In the hunt for scale, the other big U.S. supplier of network equipment, Lucent, was bought by the French company Alcatel in 2006. Canada's Nortel Networks filed for bankruptcy in 2009, shortly after it was said to have discussed joining its networks business to Motorola's. Ericsson and Nokia Siemens networks ended up buying parts of Nortel.
Meanwhile, developments on the cell phone side are being driven by companies that don't make network equipment at all, including Apple Inc. and Research In Motion Ltd., creator of the BlackBerry.
That blindsided Motorola, which made the cell phones for the launch of the first commercial network in the U.S. in 1983 and parlayed its design skill into a worldwide franchise. Late in 2004, it launched the Razr phone, a slim "clamshell" that became the most iconic phone of the time and a best-seller. Going into 2007, Motorola was still the world's second-largest maker of phones, after Nokia. Phones made up two-thirds of its revenue - they were then the "crown jewel."
But the Razr was getting old, and Motorola was scrambling to come up with a successor that could fill its shoes. There was the Razr 2. There was a phone that tapped Apple's iTunes music library. There was a smart phone based on Windows Mobile. Nothing took hold. Motorola's sales started cratering.
What made the implosion worse was that even at its peak, Motorola was not an efficient manufacturer in the manner of Nokia, and it didn't have very good margins. When sales shrank, losses piled up very quickly.
Pressured by corporate raider Carl Icahn, Motorola crafted a plan to split off the phone business and hired Sanjay Jha, the chief operating officer of Qualcomm, in 2008 to run that unit. Investors like a clear story, and splitting the phone business from the rest would make both parts easier to value, the thinking went.
But the cell phone business tanked even further, and it soon became clear that investors would not value it at all as long as it was posting huge losses. The split was postponed, and Jha embarked on a program to focus Motorola in the highest-margin sector of the phone business: smart phones.
That initiative started bearing fruit last year, with the introduction of the Droid and Cliq phones. Because the iPhone is exclusive to AT&T Inc. in the U.S., other carriers are eager for phones that can compete. Ron Gruia, a Frost & Sullivan analyst focused on telecom, likens their thirst to that of drinkers seeking booze during the Prohibition. Verizon Wireless, in particular, pushed the Droid aggressively as an iPhone alternative.

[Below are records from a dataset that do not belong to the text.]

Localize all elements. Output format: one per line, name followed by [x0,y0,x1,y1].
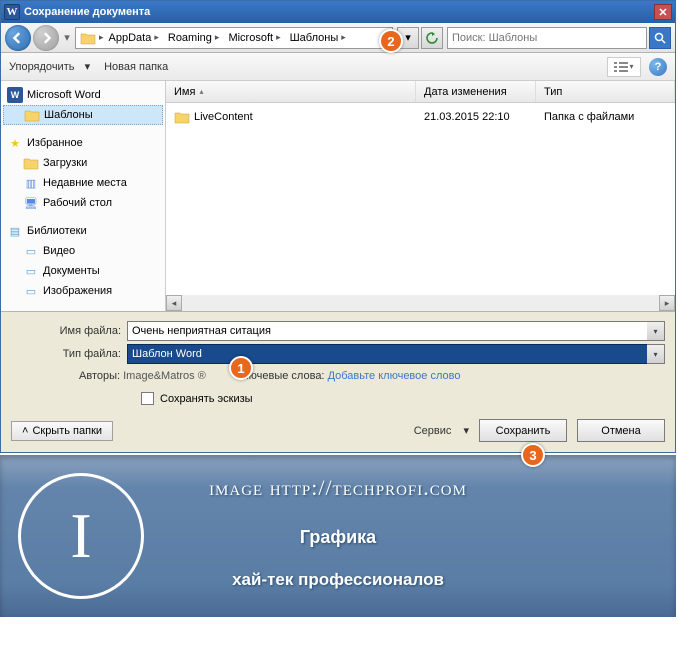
scroll-right[interactable]: ▸ [659,295,675,311]
footer-logo: I [18,473,144,599]
scroll-left[interactable]: ◂ [166,295,182,311]
word-app-icon: W [4,4,20,20]
view-mode-button[interactable]: ▾ [607,57,641,77]
forward-button[interactable] [33,25,59,51]
tree-recent[interactable]: ▥ Недавние места [3,173,163,193]
badge-1: 1 [229,356,253,380]
tree-favorites[interactable]: ★ Избранное [3,133,163,153]
badge-3: 3 [521,443,545,467]
fname-label: Имя файла: [11,325,121,337]
desktop-icon: 🖥 [23,195,39,211]
hide-folders-button[interactable]: ˄ Скрыть папки [11,421,113,441]
file-name: LiveContent [194,111,253,123]
tree-documents[interactable]: ▭ Документы [3,261,163,281]
fname-dropdown[interactable]: ▾ [647,321,665,341]
keywords-hint[interactable]: Добавьте ключевое слово [328,370,461,382]
video-icon: ▭ [23,243,39,259]
nav-bar: ▾ ▸ AppData ▸ Roaming ▸ Microsoft ▸ Шабл… [1,23,675,53]
tree-libraries[interactable]: ▤ Библиотеки [3,221,163,241]
new-folder-button[interactable]: Новая папка [104,61,168,73]
col-name[interactable]: Имя ▴ [166,81,416,102]
chevron-up-icon: ˄ [22,425,28,437]
crumb[interactable]: Шаблоны ▸ [286,28,351,48]
folder-icon [24,107,40,123]
tree-pictures[interactable]: ▭ Изображения [3,281,163,301]
back-button[interactable] [5,25,31,51]
file-type: Папка с файлами [536,107,675,127]
h-scrollbar[interactable]: ◂ ▸ [166,295,675,311]
search-button[interactable] [649,27,671,49]
form-area: Имя файла: ▾ Тип файла: Шаблон Word ▾ Ав… [1,311,675,452]
footer-banner: I image http://techprofi.com Графика хай… [0,455,676,617]
organize-menu[interactable]: Упорядочить ▾ [9,60,90,73]
file-list[interactable]: Имя ▴ Дата изменения Тип LiveContent 21.… [166,81,675,311]
breadcrumb[interactable]: ▸ AppData ▸ Roaming ▸ Microsoft ▸ Шаблон… [75,27,393,49]
folder-icon [80,30,96,46]
word-icon: W [7,87,23,103]
authors-value[interactable]: Image&Matros ® [123,370,206,382]
ftype-dropdown[interactable]: ▾ [647,344,665,364]
folder-icon [174,109,190,125]
tree-word[interactable]: W Microsoft Word [3,85,163,105]
toolbar: Упорядочить ▾ Новая папка ▾ ? [1,53,675,81]
tree-desktop[interactable]: 🖥 Рабочий стол [3,193,163,213]
column-headers: Имя ▴ Дата изменения Тип [166,81,675,103]
tree-videos[interactable]: ▭ Видео [3,241,163,261]
filetype-select[interactable]: Шаблон Word [127,344,665,364]
badge-2: 2 [379,29,403,53]
recent-icon: ▥ [23,175,39,191]
libraries-icon: ▤ [7,223,23,239]
tree-downloads[interactable]: Загрузки [3,153,163,173]
crumb[interactable]: Microsoft ▸ [224,28,285,48]
dialog-title: Сохранение документа [24,6,654,18]
history-dropdown[interactable]: ▾ [61,28,73,48]
cancel-button[interactable]: Отмена [577,419,665,442]
crumb[interactable]: Roaming ▸ [164,28,225,48]
help-button[interactable]: ? [649,58,667,76]
save-thumb-checkbox[interactable] [141,392,154,405]
save-thumb-label: Сохранять эскизы [160,393,253,405]
ftype-label: Тип файла: [11,348,121,360]
star-icon: ★ [7,135,23,151]
authors-label: Авторы: [79,370,120,382]
col-date[interactable]: Дата изменения [416,81,536,102]
tree-templates[interactable]: Шаблоны [3,105,163,125]
search-input[interactable] [448,32,646,44]
crumb[interactable]: AppData ▸ [105,28,164,48]
save-dialog: W Сохранение документа ✕ ▾ ▸ AppData ▸ R… [0,0,676,453]
table-row[interactable]: LiveContent 21.03.2015 22:10 Папка с фай… [166,103,675,131]
documents-icon: ▭ [23,263,39,279]
file-date: 21.03.2015 22:10 [416,107,536,127]
save-button[interactable]: Сохранить [479,419,567,442]
refresh-button[interactable] [421,27,443,49]
filename-input[interactable] [127,321,665,341]
service-menu[interactable]: Сервис ▾ [414,424,469,437]
tree[interactable]: W Microsoft Word Шаблоны ★ Избранное Заг… [1,81,166,311]
folder-icon [23,155,39,171]
search-box[interactable] [447,27,647,49]
pictures-icon: ▭ [23,283,39,299]
titlebar[interactable]: W Сохранение документа ✕ [1,1,675,23]
col-type[interactable]: Тип [536,81,675,102]
close-button[interactable]: ✕ [654,4,672,20]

Motorola's smart phone sales have been modest compared with Apple's, and they haven't been able to reverse the overall sales slide of the division. But it's launched several more models this year. It reports second-quarter results next week, and analysts will be looking closely at sales figures to gauge their success.
Jha has said he expects the phone business to be profitable in the fourth quarter, after years of losses. Once the second-largest maker of phones, Motorola is now the seventh-largest - and smaller than Apple, which launched its first phone in 2007. The smart-phone business can be lucrative, but it's also cutthroat.
Motorola, which is based in Schaumburg, Ill., has placed its bet on Android, Google Inc.'s phone software, and that has paid off so far. Both carriers and consumers see Android as the next best thing to the iPhone, and application developers are warming to it, though the quality and quantity of apps is still far behind the iPhone's. And being a one-trick pony has burned Motorola before.
In any case, Enterprise Mobility business, supported by steady government orders, will be free from the influence of fickle consumers as the two part ways early next year as Motorola Mobility for the consumer devices and Motorola Solutions for the government and corporate products.
The split is driven by the logic of the stock market, under the theory that investors like businesses that are easy to understand. The ups and downs of the phone business are different from those of the police radio business.
The fact that Motorola plays in both is a reflection of its long history, but the days of the electronics conglomerate are over.